Poyrazoğlu'nun kaset çalışmalarının yanı sıra kitap çalışmaları da vardır. Onun ilk çalışması “Talan Olmuş Miras Ercişli Emrah Deyişleri”dir (Poyrazoğlu 2001). Bu çalışmasında Ercişli Emrah’a ait olduğunu tespit ettiği fakat günümüzde başka âşıklara aitmiş gibi gösterilen şiirlerin aslında Ercişli Emrah’ın dilinden ve telinden çıktığını belirtmiş ve bu 68 şiirin metnini vermiştir. Ardından ilk ve tek şiir kitabı olan “Bir Heybe Şiir”’i (Poyrazoğlu 2006a); sonrasında da yıllarca aile ve akraba çevresi ile farklı âşıklardan dinleyerek öğrendiği “Ercişli Emrah ile Selbihan Hikâyesi”ni yayımlar (Poyrazoğlu 2006b). Poyrazoğlu, halk hikâyesi dalında da eserler verir. Kendi tasnif ettiği halk hikâyesinin adı “Derdiyar ile Gülhandan Hikayesi”dir (Poyrazoğlu 2009).
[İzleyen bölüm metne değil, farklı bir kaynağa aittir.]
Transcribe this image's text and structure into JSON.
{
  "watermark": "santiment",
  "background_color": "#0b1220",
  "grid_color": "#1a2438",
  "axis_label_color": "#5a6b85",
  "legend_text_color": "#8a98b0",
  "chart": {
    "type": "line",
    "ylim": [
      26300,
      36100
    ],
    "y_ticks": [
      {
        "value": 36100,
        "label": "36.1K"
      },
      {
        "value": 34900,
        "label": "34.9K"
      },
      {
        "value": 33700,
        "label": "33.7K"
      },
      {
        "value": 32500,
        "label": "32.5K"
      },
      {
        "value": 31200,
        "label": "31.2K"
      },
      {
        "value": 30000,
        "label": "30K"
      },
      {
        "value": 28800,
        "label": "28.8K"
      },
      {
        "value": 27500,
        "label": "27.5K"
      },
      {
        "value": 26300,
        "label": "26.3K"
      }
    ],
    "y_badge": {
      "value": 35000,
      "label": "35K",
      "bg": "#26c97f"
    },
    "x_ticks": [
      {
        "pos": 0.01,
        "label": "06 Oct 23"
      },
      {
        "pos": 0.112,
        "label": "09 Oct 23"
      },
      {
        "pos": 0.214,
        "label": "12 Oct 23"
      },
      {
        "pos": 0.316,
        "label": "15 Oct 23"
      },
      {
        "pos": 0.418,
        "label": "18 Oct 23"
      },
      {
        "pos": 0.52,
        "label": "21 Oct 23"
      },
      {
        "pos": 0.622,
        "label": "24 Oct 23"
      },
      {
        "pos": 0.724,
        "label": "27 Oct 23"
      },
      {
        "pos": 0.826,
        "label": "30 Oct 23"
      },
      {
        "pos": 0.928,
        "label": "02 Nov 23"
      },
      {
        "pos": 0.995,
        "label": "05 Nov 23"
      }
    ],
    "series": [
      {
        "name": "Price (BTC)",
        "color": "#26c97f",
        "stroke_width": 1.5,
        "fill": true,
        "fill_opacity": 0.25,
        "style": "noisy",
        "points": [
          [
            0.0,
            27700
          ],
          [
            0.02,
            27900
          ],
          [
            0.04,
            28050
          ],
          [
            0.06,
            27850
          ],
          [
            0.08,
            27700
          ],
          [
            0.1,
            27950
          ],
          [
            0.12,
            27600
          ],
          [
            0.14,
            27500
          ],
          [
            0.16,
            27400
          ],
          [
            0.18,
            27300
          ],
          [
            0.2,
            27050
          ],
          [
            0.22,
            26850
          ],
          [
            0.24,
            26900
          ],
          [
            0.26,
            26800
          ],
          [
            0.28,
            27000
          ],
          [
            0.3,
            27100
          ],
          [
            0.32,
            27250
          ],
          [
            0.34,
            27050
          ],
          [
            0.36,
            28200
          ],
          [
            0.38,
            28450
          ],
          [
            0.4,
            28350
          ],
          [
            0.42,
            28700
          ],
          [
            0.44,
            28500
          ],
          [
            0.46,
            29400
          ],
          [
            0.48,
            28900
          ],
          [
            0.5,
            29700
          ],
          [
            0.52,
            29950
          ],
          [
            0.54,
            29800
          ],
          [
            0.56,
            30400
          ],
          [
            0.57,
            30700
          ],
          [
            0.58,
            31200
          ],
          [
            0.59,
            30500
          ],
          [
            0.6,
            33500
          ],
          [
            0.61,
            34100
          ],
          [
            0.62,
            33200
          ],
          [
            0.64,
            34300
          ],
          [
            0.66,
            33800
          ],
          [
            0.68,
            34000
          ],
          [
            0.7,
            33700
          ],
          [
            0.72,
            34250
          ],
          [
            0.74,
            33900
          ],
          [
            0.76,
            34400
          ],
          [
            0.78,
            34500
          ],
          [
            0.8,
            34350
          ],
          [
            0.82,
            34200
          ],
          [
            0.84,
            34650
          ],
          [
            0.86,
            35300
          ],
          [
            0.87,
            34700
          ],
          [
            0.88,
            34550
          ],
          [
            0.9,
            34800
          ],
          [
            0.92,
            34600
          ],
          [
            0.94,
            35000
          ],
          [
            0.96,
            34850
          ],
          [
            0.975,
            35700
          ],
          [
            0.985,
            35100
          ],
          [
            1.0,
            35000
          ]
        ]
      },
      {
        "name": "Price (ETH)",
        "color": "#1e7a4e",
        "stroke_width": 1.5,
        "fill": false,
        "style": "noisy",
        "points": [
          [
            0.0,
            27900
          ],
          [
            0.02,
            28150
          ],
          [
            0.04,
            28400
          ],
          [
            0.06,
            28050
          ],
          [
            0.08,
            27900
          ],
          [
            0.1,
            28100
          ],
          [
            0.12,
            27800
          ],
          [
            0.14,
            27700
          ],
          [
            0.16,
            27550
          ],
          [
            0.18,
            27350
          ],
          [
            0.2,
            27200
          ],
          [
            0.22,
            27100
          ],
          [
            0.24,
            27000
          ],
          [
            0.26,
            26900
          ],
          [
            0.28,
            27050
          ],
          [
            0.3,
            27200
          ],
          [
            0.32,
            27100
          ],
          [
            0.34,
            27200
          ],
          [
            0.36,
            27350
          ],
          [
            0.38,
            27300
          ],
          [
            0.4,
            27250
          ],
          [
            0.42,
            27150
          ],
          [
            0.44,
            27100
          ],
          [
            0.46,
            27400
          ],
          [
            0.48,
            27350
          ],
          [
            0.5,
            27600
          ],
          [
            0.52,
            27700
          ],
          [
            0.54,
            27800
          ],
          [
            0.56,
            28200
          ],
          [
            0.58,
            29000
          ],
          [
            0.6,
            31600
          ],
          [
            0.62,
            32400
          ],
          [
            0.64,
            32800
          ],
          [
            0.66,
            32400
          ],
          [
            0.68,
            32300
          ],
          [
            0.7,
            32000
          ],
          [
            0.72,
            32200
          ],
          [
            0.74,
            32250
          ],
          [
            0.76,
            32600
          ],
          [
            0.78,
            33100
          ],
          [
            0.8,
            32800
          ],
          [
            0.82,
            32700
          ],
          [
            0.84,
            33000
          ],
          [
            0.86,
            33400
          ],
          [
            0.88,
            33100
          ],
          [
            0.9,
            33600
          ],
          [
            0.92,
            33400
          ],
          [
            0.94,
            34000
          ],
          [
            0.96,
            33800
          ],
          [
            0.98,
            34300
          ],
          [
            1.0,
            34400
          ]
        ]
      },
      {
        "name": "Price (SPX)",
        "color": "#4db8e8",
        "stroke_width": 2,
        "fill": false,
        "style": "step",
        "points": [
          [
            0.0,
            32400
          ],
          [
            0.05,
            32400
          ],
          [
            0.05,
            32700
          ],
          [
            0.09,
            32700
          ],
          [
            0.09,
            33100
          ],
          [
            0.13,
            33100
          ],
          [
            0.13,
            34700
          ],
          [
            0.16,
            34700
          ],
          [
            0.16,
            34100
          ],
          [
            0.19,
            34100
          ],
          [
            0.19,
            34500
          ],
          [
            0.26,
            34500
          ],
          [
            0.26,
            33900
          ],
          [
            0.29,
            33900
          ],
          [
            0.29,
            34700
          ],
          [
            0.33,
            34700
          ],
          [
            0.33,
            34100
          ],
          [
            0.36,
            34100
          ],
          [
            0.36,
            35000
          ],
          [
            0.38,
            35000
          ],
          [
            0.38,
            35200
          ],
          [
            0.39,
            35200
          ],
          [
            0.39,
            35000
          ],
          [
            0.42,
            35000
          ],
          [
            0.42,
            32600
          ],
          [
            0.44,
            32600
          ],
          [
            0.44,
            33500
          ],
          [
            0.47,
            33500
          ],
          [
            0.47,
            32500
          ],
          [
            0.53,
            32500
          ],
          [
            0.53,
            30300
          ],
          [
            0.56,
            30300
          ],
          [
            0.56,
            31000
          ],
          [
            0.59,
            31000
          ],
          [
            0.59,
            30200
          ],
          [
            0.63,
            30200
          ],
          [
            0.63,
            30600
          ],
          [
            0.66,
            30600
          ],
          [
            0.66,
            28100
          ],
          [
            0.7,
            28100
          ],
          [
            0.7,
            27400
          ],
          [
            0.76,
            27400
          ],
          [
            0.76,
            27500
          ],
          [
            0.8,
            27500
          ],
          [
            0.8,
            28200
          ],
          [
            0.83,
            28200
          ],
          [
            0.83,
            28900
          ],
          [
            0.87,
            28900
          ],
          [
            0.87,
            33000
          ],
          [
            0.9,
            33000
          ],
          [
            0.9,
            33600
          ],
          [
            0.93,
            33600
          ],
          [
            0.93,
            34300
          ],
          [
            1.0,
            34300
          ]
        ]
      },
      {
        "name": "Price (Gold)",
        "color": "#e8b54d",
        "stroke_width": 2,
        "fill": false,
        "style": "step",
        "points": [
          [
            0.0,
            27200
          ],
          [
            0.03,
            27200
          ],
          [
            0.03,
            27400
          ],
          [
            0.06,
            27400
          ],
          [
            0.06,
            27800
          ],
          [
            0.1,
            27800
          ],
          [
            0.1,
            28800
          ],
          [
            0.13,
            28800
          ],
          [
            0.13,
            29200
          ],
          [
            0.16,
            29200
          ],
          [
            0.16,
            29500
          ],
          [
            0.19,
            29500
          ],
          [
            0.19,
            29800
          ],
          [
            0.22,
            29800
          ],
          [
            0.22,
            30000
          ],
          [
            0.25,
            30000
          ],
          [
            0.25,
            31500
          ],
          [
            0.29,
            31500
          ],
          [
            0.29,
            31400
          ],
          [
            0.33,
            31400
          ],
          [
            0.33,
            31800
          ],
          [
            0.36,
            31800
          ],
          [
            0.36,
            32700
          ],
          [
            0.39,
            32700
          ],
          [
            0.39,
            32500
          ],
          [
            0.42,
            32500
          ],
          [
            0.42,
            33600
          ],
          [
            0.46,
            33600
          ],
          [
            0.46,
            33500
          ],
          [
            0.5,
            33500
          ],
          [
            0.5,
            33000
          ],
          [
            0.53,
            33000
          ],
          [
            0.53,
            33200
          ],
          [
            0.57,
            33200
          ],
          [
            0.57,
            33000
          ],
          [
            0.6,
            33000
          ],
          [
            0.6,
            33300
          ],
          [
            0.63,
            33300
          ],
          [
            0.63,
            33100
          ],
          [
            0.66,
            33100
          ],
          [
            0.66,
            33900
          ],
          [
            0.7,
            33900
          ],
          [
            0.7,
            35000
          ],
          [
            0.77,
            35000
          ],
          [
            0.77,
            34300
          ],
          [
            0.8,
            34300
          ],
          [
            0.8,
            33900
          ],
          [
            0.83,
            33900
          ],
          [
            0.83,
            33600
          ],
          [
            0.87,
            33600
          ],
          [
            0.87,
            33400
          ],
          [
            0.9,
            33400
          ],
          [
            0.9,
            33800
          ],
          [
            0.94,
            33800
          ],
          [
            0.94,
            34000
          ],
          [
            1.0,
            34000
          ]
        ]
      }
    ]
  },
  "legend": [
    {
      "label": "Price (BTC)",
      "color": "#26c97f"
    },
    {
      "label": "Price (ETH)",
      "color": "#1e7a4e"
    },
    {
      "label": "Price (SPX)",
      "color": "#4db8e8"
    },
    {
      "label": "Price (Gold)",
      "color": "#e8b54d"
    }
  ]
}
Bunun yanında “Yeni Bir Kerem ile Aslı Hikâyesi Kolu: Âşık Kerem’in Ercişli Emrah’ın Mezarını Ziyareti” başlıklı yazısında ise Âşık Kerem’in Ercişli Emrah’ın mezarını ziyaret etmesini konu alan yeni bir kolunu yayımlar (Poyrazoğlu 2012: 17-22).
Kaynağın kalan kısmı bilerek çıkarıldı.